Thanks, Zerobyte. We are not NATed, all customers are on public IPs. I’ll try changing the type of interface to 2 from 1 at the edge routers and see if that produces some improvements. I’m also learning BGP it seems!
BTW, the reason I’m worried about this at all, is there is traffic on the wireless connection between the two geographical areas that is significant in magnitude and is roughly balanced. That makes me think, there’s a problem, as conceptually, I’d think that the traffic on this link should be close to nothing as each fiber serves the routes for it’s area. Right now I have both geographical areas defined as backbone.

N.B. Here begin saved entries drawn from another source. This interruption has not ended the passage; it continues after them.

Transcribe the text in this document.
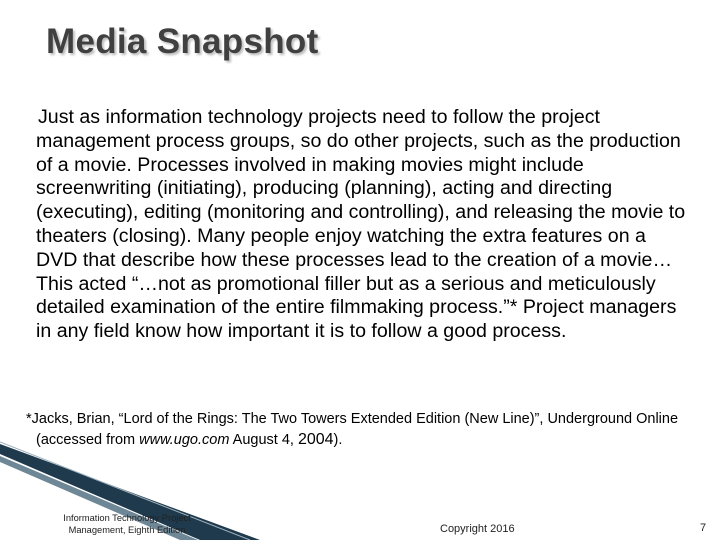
Media Snapshot

Just as information technology projects need to follow the project management process groups, so do other projects, such as the production of a movie. Processes involved in making movies might include screenwriting (initiating), producing (planning), acting and directing (executing), editing (monitoring and controlling), and releasing the movie to theaters (closing). Many people enjoy watching the extra features on a DVD that describe how these processes lead to the creation of a movie… This acted “…not as promotional filler but as a serious and meticulously detailed examination of the entire filmmaking process.”* Project managers in any field know how important it is to follow a good process.

*Jacks, Brian, “Lord of the Rings: The Two Towers Extended Edition (New Line)”, Underground Online (accessed from www.ugo.com August 4, 2004).

Information Technology Project
Management, Eighth Edition	Copyright 2016	7
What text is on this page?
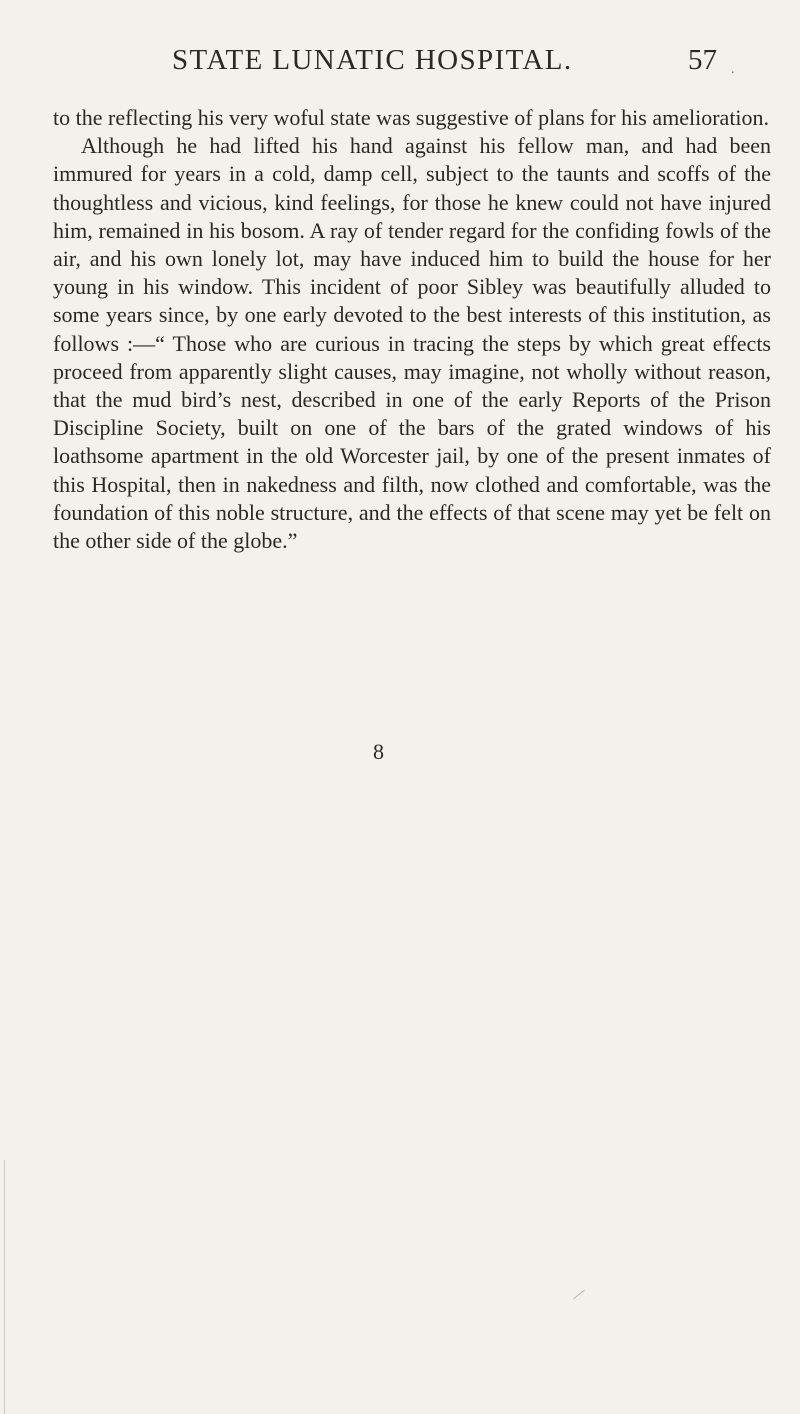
STATE LUNATIC HOSPITAL.	57 .

to the reflecting his very woful state was suggestive of plans for his amelioration.

Although he had lifted his hand against his fellow man, and had been immured for years in a cold, damp cell, subject to the taunts and scoffs of the thoughtless and vicious, kind feelings, for those he knew could not have injured him, remained in his bosom. A ray of tender regard for the confiding fowls of the air, and his own lonely lot, may have induced him to build the house for her young in his window. This incident of poor Sibley was beautifully alluded to some years since, by one early devoted to the best interests of this institution, as follows :—“ Those who are curious in tracing the steps by which great effects proceed from apparently slight causes, may imagine, not wholly without reason, that the mud bird’s nest, described in one of the early Reports of the Prison Discipline Society, built on one of the bars of the grated windows of his loathsome apartment in the old Worcester jail, by one of the present inmates of this Hospital, then in nakedness and filth, now clothed and comfortable, was the foundation of this noble structure, and the effects of that scene may yet be felt on the other side of the globe.”

8
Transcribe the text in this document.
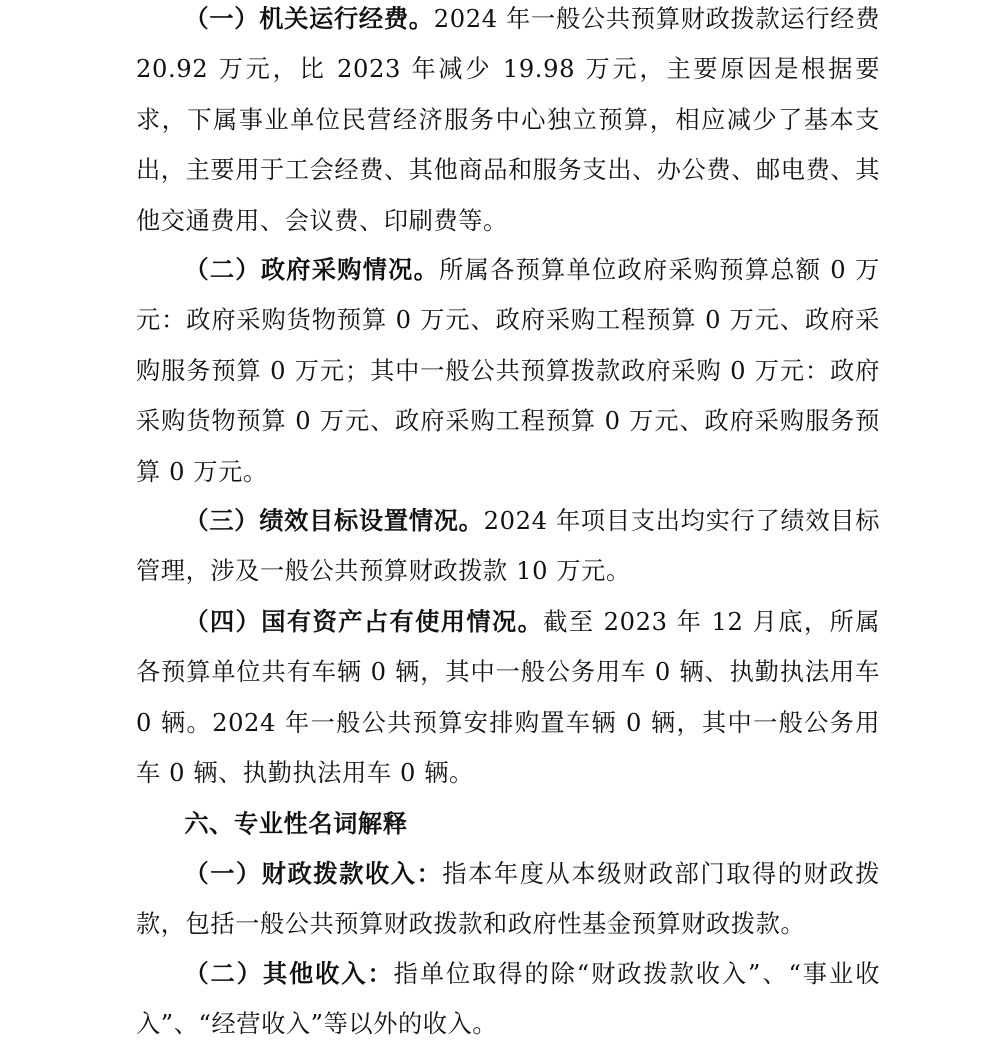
（一）机关运行经费。2024 年一般公共预算财政拨款运行经费 20.92 万元，比 2023 年减少 19.98 万元，主要原因是根据要求，下属事业单位民营经济服务中心独立预算，相应减少了基本支出，主要用于工会经费、其他商品和服务支出、办公费、邮电费、其他交通费用、会议费、印刷费等。

（二）政府采购情况。所属各预算单位政府采购预算总额 0 万元：政府采购货物预算 0 万元、政府采购工程预算 0 万元、政府采购服务预算 0 万元；其中一般公共预算拨款政府采购 0 万元：政府采购货物预算 0 万元、政府采购工程预算 0 万元、政府采购服务预算 0 万元。

（三）绩效目标设置情况。2024 年项目支出均实行了绩效目标管理，涉及一般公共预算财政拨款 10 万元。

（四）国有资产占有使用情况。截至 2023 年 12 月底，所属各预算单位共有车辆 0 辆，其中一般公务用车 0 辆、执勤执法用车 0 辆。2024 年一般公共预算安排购置车辆 0 辆，其中一般公务用车 0 辆、执勤执法用车 0 辆。

六、专业性名词解释

（一）财政拨款收入：指本年度从本级财政部门取得的财政拨款，包括一般公共预算财政拨款和政府性基金预算财政拨款。

（二）其他收入：指单位取得的除“财政拨款收入”、“事业收入”、“经营收入”等以外的收入。
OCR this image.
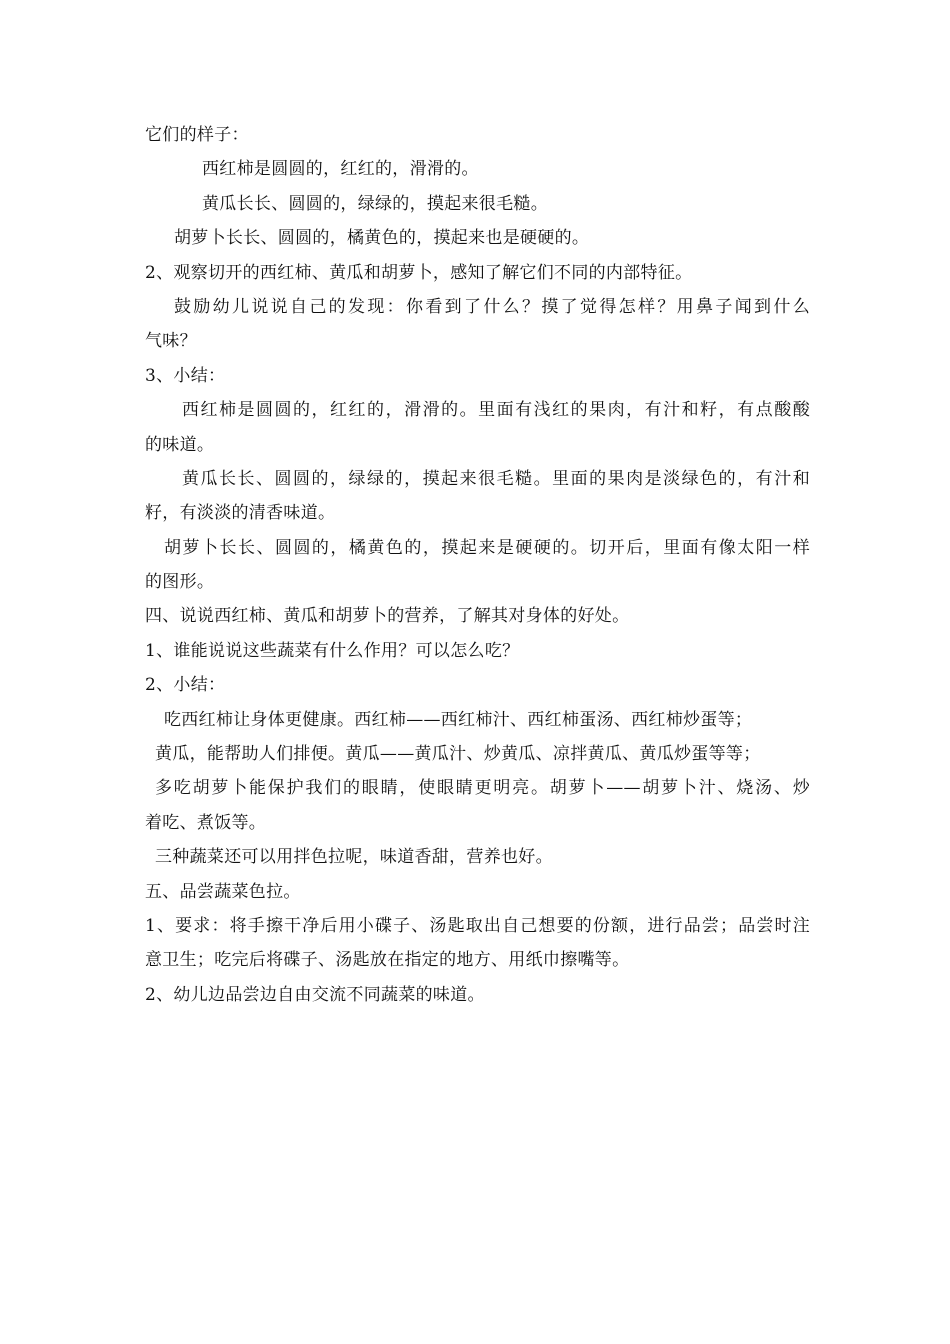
它们的样子：
西红柿是圆圆的，红红的，滑滑的。
黄瓜长长、圆圆的，绿绿的，摸起来很毛糙。
胡萝卜长长、圆圆的，橘黄色的，摸起来也是硬硬的。
2、观察切开的西红柿、黄瓜和胡萝卜，感知了解它们不同的内部特征。
鼓励幼儿说说自己的发现：你看到了什么？摸了觉得怎样？用鼻子闻到什么
气味？
3、小结：
西红柿是圆圆的，红红的，滑滑的。里面有浅红的果肉，有汁和籽，有点酸酸
的味道。
黄瓜长长、圆圆的，绿绿的，摸起来很毛糙。里面的果肉是淡绿色的，有汁和
籽，有淡淡的清香味道。
胡萝卜长长、圆圆的，橘黄色的，摸起来是硬硬的。切开后，里面有像太阳一样
的图形。
四、说说西红柿、黄瓜和胡萝卜的营养，了解其对身体的好处。
1、谁能说说这些蔬菜有什么作用？可以怎么吃？
2、小结：
吃西红柿让身体更健康。西红柿——西红柿汁、西红柿蛋汤、西红柿炒蛋等；
黄瓜，能帮助人们排便。黄瓜——黄瓜汁、炒黄瓜、凉拌黄瓜、黄瓜炒蛋等等；
多吃胡萝卜能保护我们的眼睛，使眼睛更明亮。胡萝卜——胡萝卜汁、烧汤、炒
着吃、煮饭等。
三种蔬菜还可以用拌色拉呢，味道香甜，营养也好。
五、品尝蔬菜色拉。
1、要求：将手擦干净后用小碟子、汤匙取出自己想要的份额，进行品尝；品尝时注
意卫生；吃完后将碟子、汤匙放在指定的地方、用纸巾擦嘴等。
2、幼儿边品尝边自由交流不同蔬菜的味道。
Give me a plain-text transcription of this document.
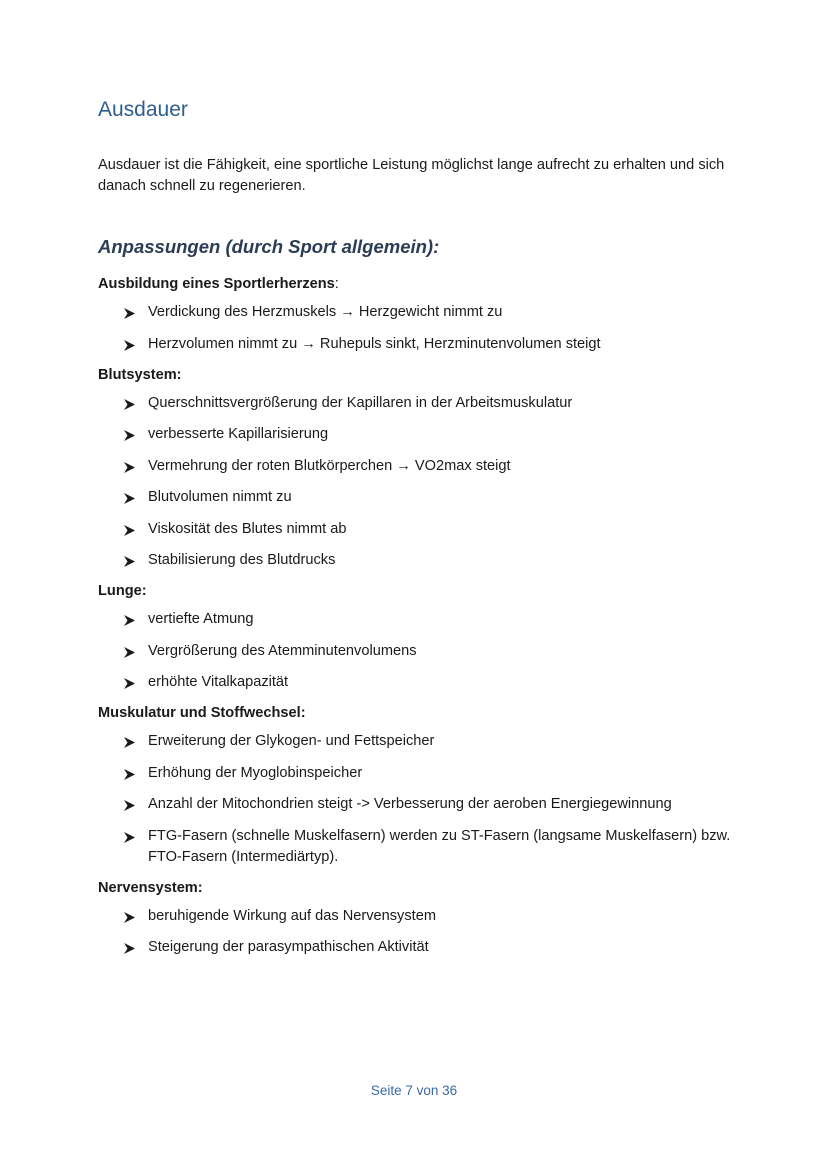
Ausdauer

Ausdauer ist die Fähigkeit, eine sportliche Leistung möglichst lange aufrecht zu erhalten und sich danach schnell zu regenerieren.

Anpassungen (durch Sport allgemein):

Ausbildung eines Sportlerherzens:

Verdickung des Herzmuskels → Herzgewicht nimmt zu
Herzvolumen nimmt zu → Ruhepuls sinkt, Herzminutenvolumen steigt

Blutsystem:

Querschnittsvergrößerung der Kapillaren in der Arbeitsmuskulatur
verbesserte Kapillarisierung
Vermehrung der roten Blutkörperchen → VO2max steigt
Blutvolumen nimmt zu
Viskosität des Blutes nimmt ab
Stabilisierung des Blutdrucks

Lunge:

vertiefte Atmung
Vergrößerung des Atemminutenvolumens
erhöhte Vitalkapazität

Muskulatur und Stoffwechsel:

Erweiterung der Glykogen- und Fettspeicher
Erhöhung der Myoglobinspeicher
Anzahl der Mitochondrien steigt -> Verbesserung der aeroben Energiegewinnung
FTG-Fasern (schnelle Muskelfasern) werden zu ST-Fasern (langsame Muskelfasern) bzw. FTO-Fasern (Intermediärtyp).

Nervensystem:

beruhigende Wirkung auf das Nervensystem
Steigerung der parasympathischen Aktivität
Seite 7 von 36
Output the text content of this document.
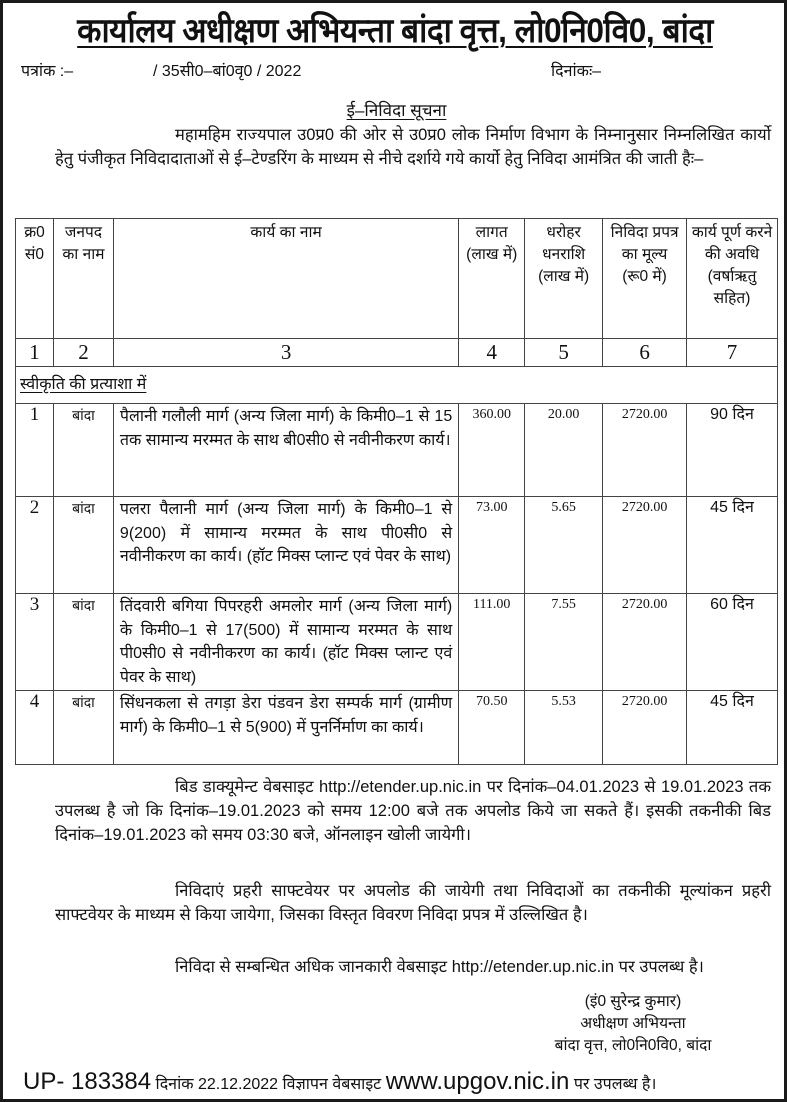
कार्यालय अधीक्षण अभियन्ता बांदा वृत्त, लो0नि0वि0, बांदा
पत्रांक :–	/ 35सी0–बां0वृ0 / 2022	दिनांकः–
ई–निविदा सूचना
महामहिम राज्यपाल उ0प्र0 की ओर से उ0प्र0 लोक निर्माण विभाग के निम्नानुसार निम्नलिखित कार्यो हेतु पंजीकृत निविदादाताओं से ई–टेण्डरिंग के माध्यम से नीचे दर्शाये गये कार्यो हेतु निविदा आमंत्रित की जाती हैः–
क्र0 सं0	जनपद का नाम	कार्य का नाम	लागत (लाख में)	धरोहर धनराशि (लाख में)	निविदा प्रपत्र का मूल्य (रू0 में)	कार्य पूर्ण करने की अवधि (वर्षाऋतु सहित)
1	2	3	4	5	6	7
स्वीकृति की प्रत्याशा में						
1	बांदा	पैलानी गलौली मार्ग (अन्य जिला मार्ग) के किमी0–1 से 15 तक सामान्य मरम्मत के साथ बी0सी0 से नवीनीकरण कार्य।	360.00	20.00	2720.00	90 दिन
2	बांदा	पलरा पैलानी मार्ग (अन्य जिला मार्ग) के किमी0–1 से 9(200) में सामान्य मरम्मत के साथ पी0सी0 से नवीनीकरण का कार्य। (हॉट मिक्स प्लान्ट एवं पेवर के साथ)	73.00	5.65	2720.00	45 दिन
3	बांदा	तिंदवारी बगिया पिपरहरी अमलोर मार्ग (अन्य जिला मार्ग) के किमी0–1 से 17(500) में सामान्य मरम्मत के साथ पी0सी0 से नवीनीकरण का कार्य। (हॉट मिक्स प्लान्ट एवं पेवर के साथ)	111.00	7.55	2720.00	60 दिन
4	बांदा	सिंधनकला से तगड़ा डेरा पंडवन डेरा सम्पर्क मार्ग (ग्रामीण मार्ग) के किमी0–1 से 5(900) में पुनर्निर्माण का कार्य।	70.50	5.53	2720.00	45 दिन
बिड डाक्यूमेन्ट वेबसाइट http://etender.up.nic.in पर दिनांक–04.01.2023 से 19.01.2023 तक उपलब्ध है जो कि दिनांक–19.01.2023 को समय 12:00 बजे तक अपलोड किये जा सकते हैं। इसकी तकनीकी बिड दिनांक–19.01.2023 को समय 03:30 बजे, ऑनलाइन खोली जायेगी।
निविदाएं प्रहरी साफ्टवेयर पर अपलोड की जायेगी तथा निविदाओं का तकनीकी मूल्यांकन प्रहरी साफ्टवेयर के माध्यम से किया जायेगा, जिसका विस्तृत विवरण निविदा प्रपत्र में उल्लिखित है।
निविदा से सम्बन्धित अधिक जानकारी वेबसाइट http://etender.up.nic.in पर उपलब्ध है।
(इं0 सुरेन्द्र कुमार)
अधीक्षण अभियन्ता
बांदा वृत्त, लो0नि0वि0, बांदा
UP- 183384 दिनांक 22.12.2022 विज्ञापन वेबसाइट www.upgov.nic.in पर उपलब्ध है।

My guess is that you’re getting ingress traffic via both ISPs regardless of your internal topology. I.e. traffic for your “west” segment is arriving via the ISP on the “east” router (in your diagram) so it would have no choice but to cross the link in the middle.
If you’re announcing all of your IP space as a single /22, then this is almost certainly the case.
If you planned ahead and made sure that all IP allocations on each side fall within the same /23 blocks (i.e. half for the east and half for the west) then you could announce your space as two /23 prefixes, and use as-prepend (or your ISPs’ communities that reduce their localpref values) to engineer your inbound traffic.